Greek Fire, as it is often called, was the secret weapon of antiquity, a relic now lost to history that people who study such things posit was a petroleum-based incendiary projectile that burned wet and was near-impossible to extinguish.
Introduced to the broader public through Game of Thrones and to the enemies of the Byzantian Romans by a bronze flamethrower, usually emplaced on a moving ship, the medieval forerunner of napalm first appeared in Constantinople around 678 AD after Kallinikos, a Greek engineer, brought the invention with him after escaping from Syria.
It was particularly useful, not to mention devastating, in repelling Arab invaders of which there was no shortage over the next seven centuries.
Greek Fire helped the Byzantines become the dominant sea power of the Eastern Mediterranean. But their reign on the water was relatively short-lived.
How is it that a people with access to this technology surrendered such an advantage?
One of downfalls of the Byzantines would lay in outsourcing their shipbuilding capabilities to the Venetians.
It turns out that offshoring manufacturing to a willing rival is not a sound strategy. The arrangement afforded Venetian merchants privileged positions within the trading provinces of the Empire that included concessions to transport silks into the lucrative markets of Northern Italy.
From 1126 onwards, Venice held the right to avoid paying any internal duties on commercial transactions, in addition to the original abolition of import-export duties on Venetian shipping.
By the 1100s the Venetians had mastered assembly-line shipbuilding at the Arsenale producing galleys on a massive scale.
In fact, the Venetians displayed a profound understanding of systems and, what’s more, had them in place.
Henry Ford is usually credited with the invention of assembly-line manufacturing. The Venetians were his forerunner by some 700 years even demonstrating the importance of modularity.
Tools and components, according to historian Roger Crowley, were standardised to ensure interchangeability and reduce assembly time. Materials were drawn from centralised warehouses, transported via internal barges, distributed to specialised departments, and tracked.
Disruption was minimised by having the carpentry, foundry, and rope-making workshops arranged in accord with linear flow designs. Unlike Venice, Constantinople wasn’t optimised for the same commercial dominance.
Once the cornerstone behind Byzantine superiority in the region was effectively surrendered to a rival power, the Venetians through mastery of manufacturing and supply chain, would supplant them as the chief naval power for nearly 400 years.
With its unique geography and unrivalled access to source materials like salt and timber, Venice saw the utility and value in a protectionist, neo-mercantilist approach which it exploited as the terminus on key trade route from the Adriatic and into Asia for Eastern goods.
Venice even adopted double-entry bookkeeping well before the rest of Europe.
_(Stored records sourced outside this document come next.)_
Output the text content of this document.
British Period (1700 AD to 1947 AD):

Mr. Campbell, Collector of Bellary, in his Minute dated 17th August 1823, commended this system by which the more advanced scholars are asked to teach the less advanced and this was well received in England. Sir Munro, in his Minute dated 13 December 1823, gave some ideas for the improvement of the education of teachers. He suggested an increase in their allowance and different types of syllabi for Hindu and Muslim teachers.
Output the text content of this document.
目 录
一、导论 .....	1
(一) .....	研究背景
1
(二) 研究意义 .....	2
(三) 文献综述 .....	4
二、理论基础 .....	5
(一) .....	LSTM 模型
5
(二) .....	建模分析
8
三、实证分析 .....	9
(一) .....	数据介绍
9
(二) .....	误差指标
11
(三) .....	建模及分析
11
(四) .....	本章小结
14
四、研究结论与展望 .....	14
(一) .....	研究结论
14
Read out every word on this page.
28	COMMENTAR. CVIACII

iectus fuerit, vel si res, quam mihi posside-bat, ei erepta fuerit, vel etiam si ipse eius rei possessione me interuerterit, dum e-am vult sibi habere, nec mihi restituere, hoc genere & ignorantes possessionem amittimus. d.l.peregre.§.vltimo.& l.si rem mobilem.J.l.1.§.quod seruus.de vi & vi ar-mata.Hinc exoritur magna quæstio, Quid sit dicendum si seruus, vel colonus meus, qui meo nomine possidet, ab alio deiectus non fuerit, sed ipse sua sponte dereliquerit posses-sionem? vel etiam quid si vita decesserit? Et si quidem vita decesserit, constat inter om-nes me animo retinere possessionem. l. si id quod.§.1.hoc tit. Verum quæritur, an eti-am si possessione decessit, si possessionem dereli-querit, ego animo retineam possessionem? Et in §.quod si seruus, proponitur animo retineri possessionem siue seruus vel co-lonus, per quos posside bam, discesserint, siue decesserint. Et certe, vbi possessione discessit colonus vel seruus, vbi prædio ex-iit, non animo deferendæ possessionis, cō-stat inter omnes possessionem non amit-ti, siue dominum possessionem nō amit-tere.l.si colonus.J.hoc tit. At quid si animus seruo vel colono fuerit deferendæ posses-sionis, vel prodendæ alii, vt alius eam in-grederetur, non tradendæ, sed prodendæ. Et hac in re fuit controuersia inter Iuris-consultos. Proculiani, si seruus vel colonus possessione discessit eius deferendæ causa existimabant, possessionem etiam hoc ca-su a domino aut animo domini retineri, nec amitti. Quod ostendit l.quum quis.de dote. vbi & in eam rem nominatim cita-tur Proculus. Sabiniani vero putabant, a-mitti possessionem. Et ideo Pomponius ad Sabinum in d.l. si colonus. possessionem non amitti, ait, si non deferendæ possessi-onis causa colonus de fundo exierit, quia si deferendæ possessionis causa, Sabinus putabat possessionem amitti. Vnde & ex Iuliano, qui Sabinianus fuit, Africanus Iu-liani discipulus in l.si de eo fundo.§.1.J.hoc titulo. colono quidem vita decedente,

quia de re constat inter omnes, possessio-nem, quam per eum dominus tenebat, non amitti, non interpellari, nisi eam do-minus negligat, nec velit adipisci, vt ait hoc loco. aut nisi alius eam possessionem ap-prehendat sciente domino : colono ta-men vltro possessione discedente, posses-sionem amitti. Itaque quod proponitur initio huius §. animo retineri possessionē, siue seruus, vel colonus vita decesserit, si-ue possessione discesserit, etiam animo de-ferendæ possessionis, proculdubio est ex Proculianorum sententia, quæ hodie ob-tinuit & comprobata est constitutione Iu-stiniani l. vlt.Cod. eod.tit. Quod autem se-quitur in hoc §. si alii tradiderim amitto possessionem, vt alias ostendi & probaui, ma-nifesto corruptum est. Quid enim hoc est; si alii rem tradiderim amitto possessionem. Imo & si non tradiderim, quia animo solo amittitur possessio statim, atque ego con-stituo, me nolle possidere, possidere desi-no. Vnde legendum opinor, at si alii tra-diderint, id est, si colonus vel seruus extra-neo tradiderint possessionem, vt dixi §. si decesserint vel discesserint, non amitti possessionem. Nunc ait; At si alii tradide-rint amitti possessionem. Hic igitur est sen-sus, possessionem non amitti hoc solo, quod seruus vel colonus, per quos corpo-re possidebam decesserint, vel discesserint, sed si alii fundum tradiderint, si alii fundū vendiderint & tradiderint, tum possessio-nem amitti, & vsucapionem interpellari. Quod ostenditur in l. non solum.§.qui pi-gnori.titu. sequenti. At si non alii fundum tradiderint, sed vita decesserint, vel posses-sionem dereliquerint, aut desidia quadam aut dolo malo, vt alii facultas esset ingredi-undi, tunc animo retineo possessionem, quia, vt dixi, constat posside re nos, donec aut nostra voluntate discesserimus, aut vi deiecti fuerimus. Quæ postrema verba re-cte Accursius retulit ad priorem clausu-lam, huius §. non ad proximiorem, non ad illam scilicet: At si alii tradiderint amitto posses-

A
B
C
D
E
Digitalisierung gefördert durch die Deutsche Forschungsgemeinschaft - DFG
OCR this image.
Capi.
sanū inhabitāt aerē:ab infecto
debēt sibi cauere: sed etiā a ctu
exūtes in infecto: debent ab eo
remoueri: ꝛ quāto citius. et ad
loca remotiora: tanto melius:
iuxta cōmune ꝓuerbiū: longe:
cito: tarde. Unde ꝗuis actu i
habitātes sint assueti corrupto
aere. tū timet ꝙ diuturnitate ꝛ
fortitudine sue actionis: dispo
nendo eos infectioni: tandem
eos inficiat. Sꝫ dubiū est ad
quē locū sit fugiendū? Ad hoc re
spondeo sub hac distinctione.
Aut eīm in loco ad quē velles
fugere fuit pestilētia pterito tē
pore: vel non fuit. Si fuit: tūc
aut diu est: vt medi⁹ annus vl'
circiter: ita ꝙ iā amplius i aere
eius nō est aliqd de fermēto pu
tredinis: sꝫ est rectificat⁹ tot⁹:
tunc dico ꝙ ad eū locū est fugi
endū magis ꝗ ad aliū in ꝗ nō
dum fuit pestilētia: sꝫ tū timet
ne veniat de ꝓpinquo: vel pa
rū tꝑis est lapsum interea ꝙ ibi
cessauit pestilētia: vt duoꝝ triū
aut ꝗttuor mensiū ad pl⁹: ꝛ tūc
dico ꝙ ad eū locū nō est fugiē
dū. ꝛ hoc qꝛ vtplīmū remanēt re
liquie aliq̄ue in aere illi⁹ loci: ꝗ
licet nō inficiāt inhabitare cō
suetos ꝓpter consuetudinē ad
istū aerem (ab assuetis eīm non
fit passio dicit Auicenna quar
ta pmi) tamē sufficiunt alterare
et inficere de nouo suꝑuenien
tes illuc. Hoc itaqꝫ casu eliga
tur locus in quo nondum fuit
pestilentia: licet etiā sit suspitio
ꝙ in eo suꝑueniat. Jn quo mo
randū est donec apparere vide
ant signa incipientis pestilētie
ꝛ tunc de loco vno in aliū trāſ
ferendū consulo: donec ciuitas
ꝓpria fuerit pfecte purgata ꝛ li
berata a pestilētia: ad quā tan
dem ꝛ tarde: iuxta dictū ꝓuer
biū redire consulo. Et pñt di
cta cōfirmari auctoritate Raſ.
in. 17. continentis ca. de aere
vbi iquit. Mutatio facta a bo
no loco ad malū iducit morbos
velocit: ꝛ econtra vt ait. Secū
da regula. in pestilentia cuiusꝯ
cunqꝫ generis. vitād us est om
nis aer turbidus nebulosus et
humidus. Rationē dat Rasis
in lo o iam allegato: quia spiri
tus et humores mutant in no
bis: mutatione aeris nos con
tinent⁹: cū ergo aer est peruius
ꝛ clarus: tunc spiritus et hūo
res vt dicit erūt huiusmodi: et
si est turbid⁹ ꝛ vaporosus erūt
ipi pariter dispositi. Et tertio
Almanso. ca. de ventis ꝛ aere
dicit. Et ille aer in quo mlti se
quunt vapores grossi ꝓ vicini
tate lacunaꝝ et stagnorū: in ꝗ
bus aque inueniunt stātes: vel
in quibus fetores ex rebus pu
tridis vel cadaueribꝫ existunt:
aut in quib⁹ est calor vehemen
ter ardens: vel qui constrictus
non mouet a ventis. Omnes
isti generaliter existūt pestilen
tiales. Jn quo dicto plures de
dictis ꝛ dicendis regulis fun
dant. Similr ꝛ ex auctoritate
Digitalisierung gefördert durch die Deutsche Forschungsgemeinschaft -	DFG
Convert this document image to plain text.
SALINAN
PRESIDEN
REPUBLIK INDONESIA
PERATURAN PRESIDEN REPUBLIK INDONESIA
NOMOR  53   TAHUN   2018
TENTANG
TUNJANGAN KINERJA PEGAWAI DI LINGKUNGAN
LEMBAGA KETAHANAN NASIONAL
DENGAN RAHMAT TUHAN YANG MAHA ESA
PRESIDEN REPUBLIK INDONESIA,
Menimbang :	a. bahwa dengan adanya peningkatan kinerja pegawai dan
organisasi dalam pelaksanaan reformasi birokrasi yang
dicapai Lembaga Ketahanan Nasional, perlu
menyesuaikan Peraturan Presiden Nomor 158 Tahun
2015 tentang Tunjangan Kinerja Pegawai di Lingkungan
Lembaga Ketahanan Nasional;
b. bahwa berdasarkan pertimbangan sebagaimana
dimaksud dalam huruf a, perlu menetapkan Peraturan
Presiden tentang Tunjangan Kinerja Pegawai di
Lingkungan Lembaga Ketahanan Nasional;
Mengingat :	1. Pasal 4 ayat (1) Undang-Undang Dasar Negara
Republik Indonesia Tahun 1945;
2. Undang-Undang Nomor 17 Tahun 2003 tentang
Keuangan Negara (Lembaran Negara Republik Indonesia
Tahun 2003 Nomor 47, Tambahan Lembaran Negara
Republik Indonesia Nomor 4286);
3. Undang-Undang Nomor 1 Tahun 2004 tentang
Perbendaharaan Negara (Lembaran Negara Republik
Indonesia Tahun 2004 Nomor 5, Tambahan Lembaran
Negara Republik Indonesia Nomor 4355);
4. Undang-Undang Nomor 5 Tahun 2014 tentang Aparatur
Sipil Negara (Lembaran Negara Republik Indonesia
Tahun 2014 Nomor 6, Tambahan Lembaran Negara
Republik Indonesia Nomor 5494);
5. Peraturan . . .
For around three centuries this successful strategic adaptation helped it become a superpower in international trade and geopolitics proving that it’s isolation and detachment from the mainland were attributes that helped it to punch far above its weight.
But as Professor Jakub Grygiel notes, “the ability to formulate and implement a foreign policy that reflects the underlying geopolitical reality is the key to achieving and maintaining a position of power, if not supremacy.”